The lady coaching St. Margaret’s said “thank you and great job” to me in the parking lot. She also said her club was right there at the half, then struggled the last two quarters. She praised Allendale, then also added how she played everyone to get them experience, which may have been a factor. Getting everyone minutes did not necessarily cost them the game, but might help win a few more during their CYO season. Good move.
The press pet peeve: No one here is looking to run up the score. Even in game two, Allendale put the brakes on in transition once they jumped out to an 11-0 halftime lead. Still, the rules; which allow pressing for grades 6 through 8, stipulate no press by the winning team if the margin is 10 or more points. The players would be better served forbidding a press completely. All right, let the eighth-graders pressure the second half. The idea is getting the kids to learn halfcourt before full. Former Net head coach Lawrence Frank, thoroughly in agreement, summed it up best, saying, “learn the trade before the tricks.”
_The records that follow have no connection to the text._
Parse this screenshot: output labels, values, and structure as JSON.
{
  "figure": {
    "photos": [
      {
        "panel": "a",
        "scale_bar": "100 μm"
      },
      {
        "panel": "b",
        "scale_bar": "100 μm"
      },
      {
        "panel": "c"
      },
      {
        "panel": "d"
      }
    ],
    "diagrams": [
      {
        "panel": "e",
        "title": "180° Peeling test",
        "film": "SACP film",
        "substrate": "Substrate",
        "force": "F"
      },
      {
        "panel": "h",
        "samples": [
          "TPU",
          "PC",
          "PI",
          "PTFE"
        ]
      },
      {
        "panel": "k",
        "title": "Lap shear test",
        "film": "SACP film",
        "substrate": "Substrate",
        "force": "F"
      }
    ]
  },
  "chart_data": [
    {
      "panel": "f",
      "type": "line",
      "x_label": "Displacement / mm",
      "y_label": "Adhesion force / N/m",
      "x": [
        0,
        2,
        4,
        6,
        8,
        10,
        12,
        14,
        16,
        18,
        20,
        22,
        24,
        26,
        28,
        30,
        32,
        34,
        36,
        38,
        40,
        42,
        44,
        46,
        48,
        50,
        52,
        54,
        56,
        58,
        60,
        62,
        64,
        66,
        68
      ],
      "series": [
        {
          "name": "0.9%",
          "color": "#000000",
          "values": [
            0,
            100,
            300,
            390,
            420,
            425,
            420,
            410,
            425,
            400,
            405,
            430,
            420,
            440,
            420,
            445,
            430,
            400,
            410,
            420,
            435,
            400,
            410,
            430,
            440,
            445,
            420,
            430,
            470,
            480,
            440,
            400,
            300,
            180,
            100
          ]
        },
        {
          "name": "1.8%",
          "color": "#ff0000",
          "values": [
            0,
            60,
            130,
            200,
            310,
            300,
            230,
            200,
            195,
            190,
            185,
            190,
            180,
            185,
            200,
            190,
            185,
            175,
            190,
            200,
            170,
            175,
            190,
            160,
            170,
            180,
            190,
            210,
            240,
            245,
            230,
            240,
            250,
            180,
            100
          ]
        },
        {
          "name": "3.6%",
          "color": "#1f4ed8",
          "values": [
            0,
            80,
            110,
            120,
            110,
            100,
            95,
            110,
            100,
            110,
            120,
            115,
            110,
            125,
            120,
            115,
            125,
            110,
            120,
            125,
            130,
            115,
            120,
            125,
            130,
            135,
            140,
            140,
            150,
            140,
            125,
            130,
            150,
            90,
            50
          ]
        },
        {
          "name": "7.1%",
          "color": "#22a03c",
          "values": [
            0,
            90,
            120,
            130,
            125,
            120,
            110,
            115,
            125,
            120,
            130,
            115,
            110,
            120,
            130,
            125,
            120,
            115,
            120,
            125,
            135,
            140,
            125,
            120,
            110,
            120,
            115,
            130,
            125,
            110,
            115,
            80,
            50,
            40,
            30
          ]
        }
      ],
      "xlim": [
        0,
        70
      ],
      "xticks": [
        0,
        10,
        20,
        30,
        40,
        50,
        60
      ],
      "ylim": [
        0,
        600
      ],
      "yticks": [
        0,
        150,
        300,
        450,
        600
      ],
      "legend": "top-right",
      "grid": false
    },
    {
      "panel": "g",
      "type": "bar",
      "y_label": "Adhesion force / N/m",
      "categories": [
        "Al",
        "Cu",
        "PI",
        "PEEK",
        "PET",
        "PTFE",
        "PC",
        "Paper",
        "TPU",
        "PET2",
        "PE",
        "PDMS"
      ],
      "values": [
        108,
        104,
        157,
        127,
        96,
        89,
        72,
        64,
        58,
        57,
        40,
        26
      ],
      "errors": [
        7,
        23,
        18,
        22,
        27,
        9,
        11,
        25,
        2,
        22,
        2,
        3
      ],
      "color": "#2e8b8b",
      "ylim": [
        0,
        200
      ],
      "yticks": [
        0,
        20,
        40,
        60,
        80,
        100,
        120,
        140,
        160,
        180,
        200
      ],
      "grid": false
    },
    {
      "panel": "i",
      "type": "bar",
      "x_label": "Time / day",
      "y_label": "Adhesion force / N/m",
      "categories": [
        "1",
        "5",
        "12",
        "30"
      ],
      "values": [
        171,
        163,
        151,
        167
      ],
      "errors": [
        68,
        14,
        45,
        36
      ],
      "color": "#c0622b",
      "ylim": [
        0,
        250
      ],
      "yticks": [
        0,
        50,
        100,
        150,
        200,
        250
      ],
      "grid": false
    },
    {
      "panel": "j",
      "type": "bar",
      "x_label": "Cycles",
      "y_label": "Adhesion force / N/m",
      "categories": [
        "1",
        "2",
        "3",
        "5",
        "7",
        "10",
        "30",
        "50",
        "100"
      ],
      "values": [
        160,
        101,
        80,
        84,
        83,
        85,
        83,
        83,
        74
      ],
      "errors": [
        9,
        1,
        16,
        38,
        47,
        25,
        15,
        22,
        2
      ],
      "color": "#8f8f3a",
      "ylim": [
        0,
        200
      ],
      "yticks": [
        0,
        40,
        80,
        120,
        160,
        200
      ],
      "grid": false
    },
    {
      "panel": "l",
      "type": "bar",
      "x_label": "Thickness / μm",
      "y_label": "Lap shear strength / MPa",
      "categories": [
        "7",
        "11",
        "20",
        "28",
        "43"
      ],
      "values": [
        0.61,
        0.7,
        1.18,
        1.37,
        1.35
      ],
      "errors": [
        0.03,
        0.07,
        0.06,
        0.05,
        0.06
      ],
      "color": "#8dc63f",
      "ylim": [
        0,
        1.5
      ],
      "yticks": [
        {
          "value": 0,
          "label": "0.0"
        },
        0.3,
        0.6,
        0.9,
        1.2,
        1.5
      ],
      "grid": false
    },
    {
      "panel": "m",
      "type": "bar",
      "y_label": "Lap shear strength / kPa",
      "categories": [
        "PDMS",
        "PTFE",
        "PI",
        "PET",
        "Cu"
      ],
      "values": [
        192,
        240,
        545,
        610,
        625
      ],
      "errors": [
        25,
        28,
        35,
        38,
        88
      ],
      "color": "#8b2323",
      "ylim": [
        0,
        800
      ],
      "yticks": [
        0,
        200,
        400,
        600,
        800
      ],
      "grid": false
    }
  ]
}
In game one, Allendale pressured behind by 20 in the fourth quarter. All it did was create a prolonged foul fest. Rather than trying to work on some half court defensive fundamentals, Allendale reached and bumped their way into a potentially larger deficit. They scored 13 for the game, a press wasn’t going to do it down 20 the last seven minutes.
In game two, Paramus was even pressing the final minute. To reiterate, barely scoring double digits as a team and down almost 20, full court pressure was not the answer, not to mention the Allendale seventh-graders had the skills to break the pressure with relative ease.
Game three saw less pressure. The full court press was only used as an element of surprise. It worked, as the Allendale eighth-grade team broke the game open the second half. To no surprise, game three had the best tempo and flow of the entire night.
Glen coached his son’s team in this tournament a few years back. He used the press only at key junctures and can’t explain the reasoning behind pressing while you are down 15 or 20 with two minutes left. Practice time is at a premium. With pressing, younger teams spend time learning to press and set up press offense rather than half court offense and defense and, FUNDAMENTALS!!!! Lawrence Frank was so right on his assessment.